The mailing list had an indication of a particle refactor branch being worked on by Lukas, so he seems to be making progress towards getting Blender a much better particle system (and create a better justification for this forum to exist).

@Mr_Lange I can’t be more agree with your points. Personally, I believe the Blender needs 2 (two) small improvements with big consequences to increase it’s usability and user base dramatically:

  1. Driver ‘Age’ – which will produce the time in frames since the instance/object became visible (hide_render = False). So, if I will be able to put it in size/color/transparency/etc calculation. For example, when object will be instanced by the particle system, the formula will be taken into account. This will be good not just only for particles, but for them too.

  2. Text-to-Texture. Why it isn’t possible to just add the text to the texture without all those (scary) baking voodoo dances? But it is just a side note.

Now back to particles. I was trying all sort of things in python to make Size-over-Age feature, and I’ve got very interesting results… to say the least.

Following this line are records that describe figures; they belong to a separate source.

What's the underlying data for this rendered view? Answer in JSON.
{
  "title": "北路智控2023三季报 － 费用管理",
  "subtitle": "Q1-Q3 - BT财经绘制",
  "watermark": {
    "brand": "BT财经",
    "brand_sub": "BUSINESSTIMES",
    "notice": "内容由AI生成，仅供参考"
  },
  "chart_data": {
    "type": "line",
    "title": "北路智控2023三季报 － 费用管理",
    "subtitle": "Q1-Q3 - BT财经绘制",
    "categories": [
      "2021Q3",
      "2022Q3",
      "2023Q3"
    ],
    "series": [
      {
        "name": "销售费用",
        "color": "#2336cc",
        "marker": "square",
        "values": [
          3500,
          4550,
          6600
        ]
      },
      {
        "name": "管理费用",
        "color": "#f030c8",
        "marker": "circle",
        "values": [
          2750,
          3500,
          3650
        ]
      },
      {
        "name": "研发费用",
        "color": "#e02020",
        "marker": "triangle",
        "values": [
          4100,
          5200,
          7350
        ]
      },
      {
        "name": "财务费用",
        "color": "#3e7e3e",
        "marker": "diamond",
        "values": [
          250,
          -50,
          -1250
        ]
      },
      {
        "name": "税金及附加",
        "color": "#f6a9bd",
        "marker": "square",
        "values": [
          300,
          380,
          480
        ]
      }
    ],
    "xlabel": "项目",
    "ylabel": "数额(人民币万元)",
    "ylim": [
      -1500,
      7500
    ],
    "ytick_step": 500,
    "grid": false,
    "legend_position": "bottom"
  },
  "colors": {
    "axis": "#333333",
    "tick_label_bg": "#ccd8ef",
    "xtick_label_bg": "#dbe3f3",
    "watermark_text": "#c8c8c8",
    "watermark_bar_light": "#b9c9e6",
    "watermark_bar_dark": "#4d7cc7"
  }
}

In python I can change particle size during the change of frame phase and/or before render phase – I can get particle’s age and lifetime, divide one by another and use as a direct multiplier or via gray gradient color to map the age to the size. That’s what I did in python. And when I started the animation I saw this:

I was nearly jumping out of my shoes! But… When I rendered it in BI I’ve got this:

Cycles maybe? Nope, no chance.

So, no hope? But… wait, what about OpenGL render?

A-ha! Yafaray?..

Cool! Mitsuba:

The conclusion is obvious – internal engines parse the primitives in a DIFFERENT way comparing to the exporters. So, I believe any external renderer will work (most likely) correctly. But not the internal ones.

I don’t know, what exactly they are doing right before firing BI or Cycles (maybe some sort of extra pass or “optimization”), but please, guys if you reading this – change it, remove that extra pass and at least for now we will have a temporary solution. It will cool the things down and will give all of us a peace of mind. It will be also more logical to behave in a same way with all renderers anyway.

Thanks

P.s. I’m in the middle of finalizing the script so it will be provided in form of add-on.